Together with the London startup Goodwright, we developed a web server iMaps for streamlined analysis of CLIP data, which is freely available for general use. Read more about it here

iMaps can be used to analyse unpublished data in a secure manner, and to share your data publicly upon publication. Read more about its documentation. It is based on the open access Nextflow pipelines co-developed by the Nick Luscombe team. As it becomes populated with increasing amounts of public data, it will increasingly also serve as a database of well-curated raw and processed data.

Recently published methods

iiCLIPAn improved iCLIP protocol that is technically convenient and efficient, enables quality control via non-radioactive analysis of protein-RNA complexes, and produces data of high specificity.

Ribocutter: A streamlined Cas9-based protocol for removing abundant rRNA/ncRNA contaminants from Ribo-seq, CLIP or other RNA-seq libraries and a software tool for designing ready-to-order sgRNA templates.

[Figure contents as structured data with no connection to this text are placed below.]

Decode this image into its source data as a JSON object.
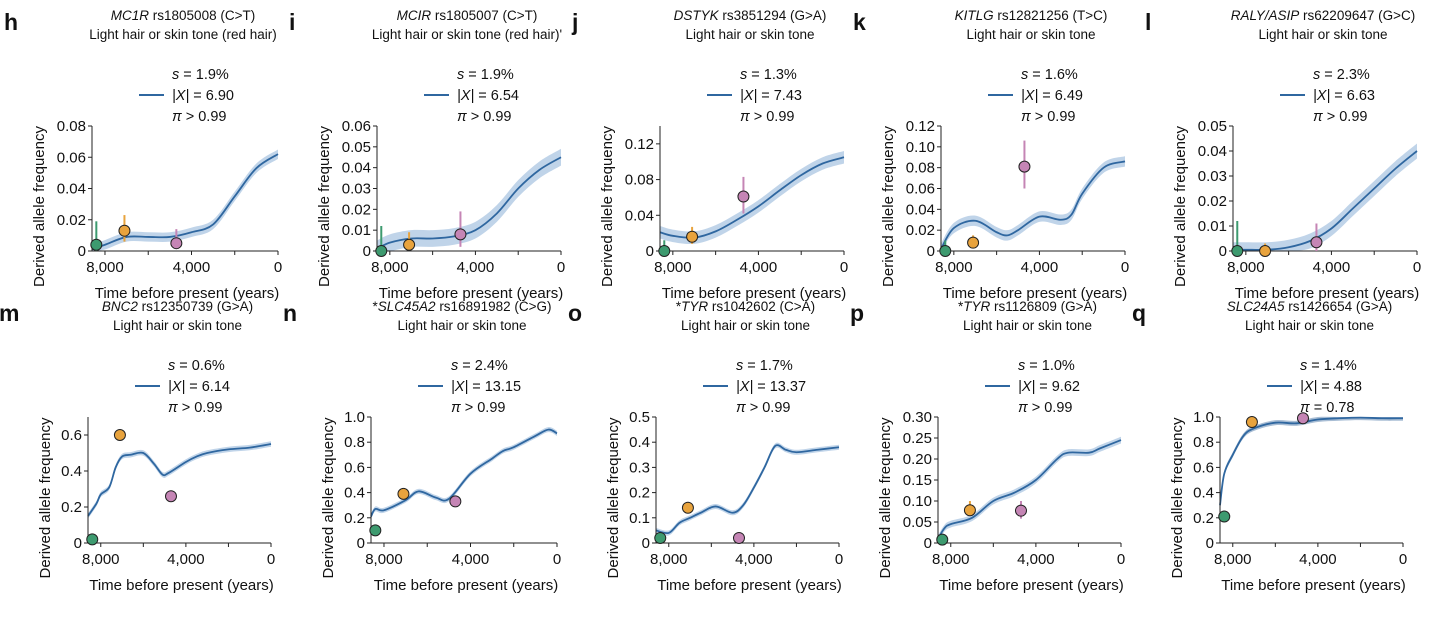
{
  "colors": {
    "line": "#2f67a0",
    "band": "#b9cfe7",
    "ancient_hg": "#3d9a6f",
    "farmer": "#e8a33d",
    "steppe": "#c585b5",
    "q_band": "#8a8a8a"
  },
  "chart_data": [
    {
      "type": "line",
      "panel": "h",
      "gene": "MC1R",
      "title_rest": " rs1805008 (C>T)",
      "subtitle": "Light hair or skin tone (red hair)",
      "stats": [
        "s = 1.9%",
        "|X| = 6.90",
        "π > 0.99"
      ],
      "xlabel": "Time before present (years)",
      "ylabel": "Derived allele frequency",
      "xlim": [
        8600,
        0
      ],
      "ylim": [
        0,
        0.08
      ],
      "xticks": [
        8000,
        4000,
        0
      ],
      "xtick_labels": [
        "8,000",
        "4,000",
        "0"
      ],
      "yticks": [
        0,
        0.02,
        0.04,
        0.06,
        0.08
      ],
      "ytick_labels": [
        "0",
        "0.02",
        "0.04",
        "0.06",
        "0.08"
      ],
      "curve": {
        "x": [
          8600,
          8000,
          7000,
          6000,
          5000,
          4000,
          3000,
          2000,
          1000,
          0
        ],
        "y": [
          0.001,
          0.004,
          0.009,
          0.009,
          0.009,
          0.012,
          0.017,
          0.035,
          0.053,
          0.062
        ],
        "ci_halfwidth": 0.003
      },
      "points": [
        {
          "x": 8400,
          "y": 0.004,
          "lo": 0,
          "hi": 0.019,
          "group": "ancient_hg"
        },
        {
          "x": 7100,
          "y": 0.013,
          "lo": 0.006,
          "hi": 0.023,
          "group": "farmer"
        },
        {
          "x": 4700,
          "y": 0.005,
          "lo": 0.002,
          "hi": 0.014,
          "group": "steppe"
        }
      ]
    },
    {
      "type": "line",
      "panel": "i",
      "gene": "MCIR",
      "title_rest": " rs1805007 (C>T)",
      "subtitle": "Light hair or skin tone (red hair)'",
      "stats": [
        "s = 1.9%",
        "|X| = 6.54",
        "π > 0.99"
      ],
      "xlabel": "Time before present (years)",
      "ylabel": "Derived allele frequency",
      "xlim": [
        8600,
        0
      ],
      "ylim": [
        0,
        0.06
      ],
      "xticks": [
        8000,
        4000,
        0
      ],
      "xtick_labels": [
        "8,000",
        "4,000",
        "0"
      ],
      "yticks": [
        0,
        0.01,
        0.02,
        0.03,
        0.04,
        0.05,
        0.06
      ],
      "ytick_labels": [
        "0",
        "0.01",
        "0.02",
        "0.03",
        "0.04",
        "0.05",
        "0.06"
      ],
      "curve": {
        "x": [
          8600,
          8000,
          7000,
          6000,
          5000,
          4000,
          3000,
          2000,
          1000,
          0
        ],
        "y": [
          0.001,
          0.004,
          0.006,
          0.006,
          0.007,
          0.01,
          0.018,
          0.03,
          0.039,
          0.045
        ],
        "ci_halfwidth": 0.004
      },
      "points": [
        {
          "x": 8400,
          "y": 0,
          "lo": 0,
          "hi": 0.012,
          "group": "ancient_hg"
        },
        {
          "x": 7100,
          "y": 0.003,
          "lo": 0.001,
          "hi": 0.009,
          "group": "farmer"
        },
        {
          "x": 4700,
          "y": 0.008,
          "lo": 0.002,
          "hi": 0.019,
          "group": "steppe"
        }
      ]
    },
    {
      "type": "line",
      "panel": "j",
      "gene": "DSTYK",
      "title_rest": " rs3851294 (G>A)",
      "subtitle": "Light hair or skin tone",
      "stats": [
        "s = 1.3%",
        "|X| = 7.43",
        "π > 0.99"
      ],
      "xlabel": "Time before present (years)",
      "ylabel": "Derived allele frequency",
      "xlim": [
        8600,
        0
      ],
      "ylim": [
        0,
        0.14
      ],
      "xticks": [
        8000,
        4000,
        0
      ],
      "xtick_labels": [
        "8,000",
        "4,000",
        "0"
      ],
      "yticks": [
        0,
        0.04,
        0.08,
        0.12
      ],
      "ytick_labels": [
        "0",
        "0.04",
        "0.08",
        "0.12"
      ],
      "curve": {
        "x": [
          8600,
          8000,
          7000,
          6000,
          5000,
          4000,
          3000,
          2000,
          1000,
          0
        ],
        "y": [
          0.021,
          0.017,
          0.015,
          0.022,
          0.035,
          0.05,
          0.068,
          0.085,
          0.098,
          0.105
        ],
        "ci_halfwidth": 0.007
      },
      "points": [
        {
          "x": 8400,
          "y": 0,
          "lo": 0,
          "hi": 0.012,
          "group": "ancient_hg"
        },
        {
          "x": 7100,
          "y": 0.016,
          "lo": 0.008,
          "hi": 0.027,
          "group": "farmer"
        },
        {
          "x": 4700,
          "y": 0.061,
          "lo": 0.042,
          "hi": 0.083,
          "group": "steppe"
        }
      ]
    },
    {
      "type": "line",
      "panel": "k",
      "gene": "KITLG",
      "title_rest": " rs12821256 (T>C)",
      "subtitle": "Light hair or skin tone",
      "stats": [
        "s = 1.6%",
        "|X| = 6.49",
        "π > 0.99"
      ],
      "xlabel": "Time before present (years)",
      "ylabel": "Derived allele frequency",
      "xlim": [
        8600,
        0
      ],
      "ylim": [
        0,
        0.12
      ],
      "xticks": [
        8000,
        4000,
        0
      ],
      "xtick_labels": [
        "8,000",
        "4,000",
        "0"
      ],
      "yticks": [
        0,
        0.02,
        0.04,
        0.06,
        0.08,
        0.1,
        0.12
      ],
      "ytick_labels": [
        "0",
        "0.02",
        "0.04",
        "0.06",
        "0.08",
        "0.10",
        "0.12"
      ],
      "curve": {
        "x": [
          8600,
          8000,
          7000,
          6000,
          5500,
          5000,
          4000,
          3000,
          2500,
          2000,
          1000,
          0
        ],
        "y": [
          0.002,
          0.022,
          0.029,
          0.018,
          0.015,
          0.02,
          0.033,
          0.03,
          0.035,
          0.055,
          0.08,
          0.086
        ],
        "ci_halfwidth": 0.005
      },
      "points": [
        {
          "x": 8400,
          "y": 0,
          "lo": 0,
          "hi": 0.01,
          "group": "ancient_hg"
        },
        {
          "x": 7100,
          "y": 0.008,
          "lo": 0.003,
          "hi": 0.015,
          "group": "farmer"
        },
        {
          "x": 4700,
          "y": 0.081,
          "lo": 0.06,
          "hi": 0.106,
          "group": "steppe"
        }
      ]
    },
    {
      "type": "line",
      "panel": "l",
      "gene": "RALY/ASIP",
      "title_rest": " rs62209647 (G>C)",
      "subtitle": "Light hair or skin tone",
      "stats": [
        "s = 2.3%",
        "|X| = 6.63",
        "π > 0.99"
      ],
      "xlabel": "Time before present (years)",
      "ylabel": "Derived allele frequency",
      "xlim": [
        8600,
        0
      ],
      "ylim": [
        0,
        0.05
      ],
      "xticks": [
        8000,
        4000,
        0
      ],
      "xtick_labels": [
        "8,000",
        "4,000",
        "0"
      ],
      "yticks": [
        0,
        0.01,
        0.02,
        0.03,
        0.04,
        0.05
      ],
      "ytick_labels": [
        "0",
        "0.01",
        "0.02",
        "0.03",
        "0.04",
        "0.05"
      ],
      "curve": {
        "x": [
          8600,
          8000,
          7000,
          6000,
          5000,
          4000,
          3000,
          2000,
          1000,
          0
        ],
        "y": [
          0.0005,
          0.0005,
          0.0005,
          0.0015,
          0.004,
          0.009,
          0.017,
          0.025,
          0.033,
          0.04
        ],
        "ci_halfwidth": 0.003
      },
      "points": [
        {
          "x": 8400,
          "y": 0,
          "lo": 0,
          "hi": 0.012,
          "group": "ancient_hg"
        },
        {
          "x": 7100,
          "y": 0,
          "lo": 0,
          "hi": 0.003,
          "group": "farmer"
        },
        {
          "x": 4700,
          "y": 0.0035,
          "lo": 0,
          "hi": 0.011,
          "group": "steppe"
        }
      ]
    },
    {
      "type": "line",
      "panel": "m",
      "gene": "BNC2",
      "title_rest": " rs12350739 (G>A)",
      "subtitle": "Light hair or skin tone",
      "stats": [
        "s = 0.6%",
        "|X| = 6.14",
        "π > 0.99"
      ],
      "xlabel": "Time before present (years)",
      "ylabel": "Derived allele frequency",
      "xlim": [
        8600,
        0
      ],
      "ylim": [
        0,
        0.7
      ],
      "xticks": [
        8000,
        4000,
        0
      ],
      "xtick_labels": [
        "8,000",
        "4,000",
        "0"
      ],
      "yticks": [
        0,
        0.2,
        0.4,
        0.6
      ],
      "ytick_labels": [
        "0",
        "0.2",
        "0.4",
        "0.6"
      ],
      "curve": {
        "x": [
          8600,
          8200,
          8000,
          7600,
          7300,
          7000,
          6600,
          6000,
          5500,
          5100,
          4800,
          4000,
          3500,
          3000,
          2000,
          1000,
          0
        ],
        "y": [
          0.15,
          0.22,
          0.27,
          0.31,
          0.42,
          0.48,
          0.49,
          0.5,
          0.44,
          0.38,
          0.39,
          0.45,
          0.48,
          0.5,
          0.52,
          0.53,
          0.55
        ],
        "ci_halfwidth": 0.015
      },
      "points": [
        {
          "x": 8400,
          "y": 0.02,
          "lo": 0.01,
          "hi": 0.03,
          "group": "ancient_hg"
        },
        {
          "x": 7100,
          "y": 0.6,
          "lo": 0.59,
          "hi": 0.61,
          "group": "farmer"
        },
        {
          "x": 4700,
          "y": 0.26,
          "lo": 0.24,
          "hi": 0.28,
          "group": "steppe"
        }
      ]
    },
    {
      "type": "line",
      "panel": "n",
      "gene": "SLC45A2",
      "title_prefix": "*",
      "title_rest": " rs16891982 (C>G)",
      "subtitle": "Light hair or skin tone",
      "stats": [
        "s = 2.4%",
        "|X| = 13.15",
        "π > 0.99"
      ],
      "xlabel": "Time before present (years)",
      "ylabel": "Derived allele frequency",
      "xlim": [
        8600,
        0
      ],
      "ylim": [
        0,
        1.0
      ],
      "xticks": [
        8000,
        4000,
        0
      ],
      "xtick_labels": [
        "8,000",
        "4,000",
        "0"
      ],
      "yticks": [
        0,
        0.2,
        0.4,
        0.6,
        0.8,
        1.0
      ],
      "ytick_labels": [
        "0",
        "0.2",
        "0.4",
        "0.6",
        "0.8",
        "1.0"
      ],
      "curve": {
        "x": [
          8600,
          8400,
          8000,
          7000,
          6400,
          5600,
          5000,
          4000,
          3000,
          2500,
          2000,
          1000,
          400,
          0
        ],
        "y": [
          0.21,
          0.27,
          0.26,
          0.34,
          0.41,
          0.36,
          0.35,
          0.55,
          0.67,
          0.73,
          0.76,
          0.85,
          0.9,
          0.87
        ],
        "ci_halfwidth": 0.02
      },
      "points": [
        {
          "x": 8400,
          "y": 0.1,
          "lo": 0.09,
          "hi": 0.11,
          "group": "ancient_hg"
        },
        {
          "x": 7100,
          "y": 0.39,
          "lo": 0.38,
          "hi": 0.4,
          "group": "farmer"
        },
        {
          "x": 4700,
          "y": 0.33,
          "lo": 0.32,
          "hi": 0.34,
          "group": "steppe"
        }
      ]
    },
    {
      "type": "line",
      "panel": "o",
      "gene": "TYR",
      "title_prefix": "*",
      "title_rest": " rs1042602 (C>A)",
      "subtitle": "Light hair or skin tone",
      "stats": [
        "s = 1.7%",
        "|X| = 13.37",
        "π > 0.99"
      ],
      "xlabel": "Time before present (years)",
      "ylabel": "Derived allele frequency",
      "xlim": [
        8600,
        0
      ],
      "ylim": [
        0,
        0.5
      ],
      "xticks": [
        8000,
        4000,
        0
      ],
      "xtick_labels": [
        "8,000",
        "4,000",
        "0"
      ],
      "yticks": [
        0,
        0.1,
        0.2,
        0.3,
        0.4,
        0.5
      ],
      "ytick_labels": [
        "0",
        "0.1",
        "0.2",
        "0.3",
        "0.4",
        "0.5"
      ],
      "curve": {
        "x": [
          8600,
          8000,
          7500,
          7000,
          6500,
          5800,
          5000,
          4500,
          4000,
          3500,
          3000,
          2500,
          2000,
          1000,
          0
        ],
        "y": [
          0.05,
          0.04,
          0.08,
          0.1,
          0.12,
          0.145,
          0.12,
          0.15,
          0.22,
          0.3,
          0.385,
          0.37,
          0.36,
          0.37,
          0.38
        ],
        "ci_halfwidth": 0.01
      },
      "points": [
        {
          "x": 8400,
          "y": 0.02,
          "lo": 0.015,
          "hi": 0.025,
          "group": "ancient_hg"
        },
        {
          "x": 7100,
          "y": 0.14,
          "lo": 0.13,
          "hi": 0.15,
          "group": "farmer"
        },
        {
          "x": 4700,
          "y": 0.02,
          "lo": 0.015,
          "hi": 0.025,
          "group": "steppe"
        }
      ]
    },
    {
      "type": "line",
      "panel": "p",
      "gene": "TYR",
      "title_prefix": "*",
      "title_rest": " rs1126809 (G>A)",
      "subtitle": "Light hair or skin tone",
      "stats": [
        "s = 1.0%",
        "|X| = 9.62",
        "π > 0.99"
      ],
      "xlabel": "Time before present (years)",
      "ylabel": "Derived allele frequency",
      "xlim": [
        8600,
        0
      ],
      "ylim": [
        0,
        0.3
      ],
      "xticks": [
        8000,
        4000,
        0
      ],
      "xtick_labels": [
        "8,000",
        "4,000",
        "0"
      ],
      "yticks": [
        0,
        0.05,
        0.1,
        0.15,
        0.2,
        0.25,
        0.3
      ],
      "ytick_labels": [
        "0",
        "0.05",
        "0.10",
        "0.15",
        "0.20",
        "0.25",
        "0.30"
      ],
      "curve": {
        "x": [
          8600,
          8300,
          8000,
          7000,
          6000,
          5000,
          4000,
          3000,
          2500,
          1500,
          1000,
          0
        ],
        "y": [
          0.01,
          0.035,
          0.045,
          0.06,
          0.1,
          0.12,
          0.15,
          0.2,
          0.215,
          0.215,
          0.225,
          0.245
        ],
        "ci_halfwidth": 0.008
      },
      "points": [
        {
          "x": 8400,
          "y": 0.008,
          "lo": 0.003,
          "hi": 0.015,
          "group": "ancient_hg"
        },
        {
          "x": 7100,
          "y": 0.078,
          "lo": 0.065,
          "hi": 0.1,
          "group": "farmer"
        },
        {
          "x": 4700,
          "y": 0.077,
          "lo": 0.058,
          "hi": 0.1,
          "group": "steppe"
        }
      ]
    },
    {
      "type": "line",
      "panel": "q",
      "gene": "SLC24A5",
      "title_rest": " rs1426654 (G>A)",
      "subtitle": "Light hair or skin tone",
      "stats": [
        "s = 1.4%",
        "|X| = 4.88",
        "π = 0.78"
      ],
      "xlabel": "Time before present (years)",
      "ylabel": "Derived allele frequency",
      "xlim": [
        8600,
        0
      ],
      "ylim": [
        0,
        1.0
      ],
      "xticks": [
        8000,
        4000,
        0
      ],
      "xtick_labels": [
        "8,000",
        "4,000",
        "0"
      ],
      "yticks": [
        0,
        0.2,
        0.4,
        0.6,
        0.8,
        1.0
      ],
      "ytick_labels": [
        "0",
        "0.2",
        "0.4",
        "0.6",
        "0.8",
        "1.0"
      ],
      "curve": {
        "x": [
          8600,
          8400,
          8000,
          7500,
          7000,
          6000,
          5000,
          4000,
          3000,
          2000,
          1000,
          0
        ],
        "y": [
          0.3,
          0.55,
          0.7,
          0.85,
          0.91,
          0.955,
          0.95,
          0.98,
          0.99,
          0.995,
          0.99,
          0.99
        ],
        "ci_halfwidth": 0.02
      },
      "points": [
        {
          "x": 8400,
          "y": 0.21,
          "lo": 0.18,
          "hi": 0.25,
          "group": "ancient_hg"
        },
        {
          "x": 7100,
          "y": 0.96,
          "lo": 0.95,
          "hi": 0.97,
          "group": "farmer"
        },
        {
          "x": 4700,
          "y": 0.99,
          "lo": 0.98,
          "hi": 1.0,
          "group": "steppe"
        }
      ]
    }
  ]
}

CLIP data analysis pipeline: nf-core/clipseq - a robust Nextflow pipeline for quality control and analysis of CLIP sequencing data.

UltraplexSoftware for user friendly, streamlined and robust demultiplexing of complex sequencing libraries, such as those produced by various CLIP and ribosome profiling protocols.

clipplotr: A command-line tool for visual comparative and integrative analyses with normalisation and smoothing options for data to be shown alongside reference annotation tracks and functional genomic data.

PEKA: Positionally-enriched k-mer analysis, a computational tool for analysis of enriched motifs from CLIP datasets, which minimises the impact of technical and regional genomic biases by internal data normalisation.

Tosca: a Nextflow computational pipeline for the processing, analysis and visualisation of proximity ligation sequencing data.

13C-dynamods: A 13C labeling approach to quantify the turnover of base modifications in newly transcribed RNA, which enables studies of the origin of modified RNAs and its dynamics under nonstationary conditions.

SPACE: Silica Particle Assisted Chromatin Enrichment to isolate global and regional chromatin components with high specificity and sensitivity, and SPACEmap to identify the chromatin-contact regions in proteins.

We moved south of the River Thames

On 1/4/22, the team moved from the Crick institute to KCL, where Jernej took the position of UK DRI Centre Director at King's. The London lab is now based at the King's Denmark Hill campus (within the Maurice Wohl institute), while a satellite lab of 3 people remains at the Francis Crick institute till end of 2024, which is required to complete the Wellcome Trust project.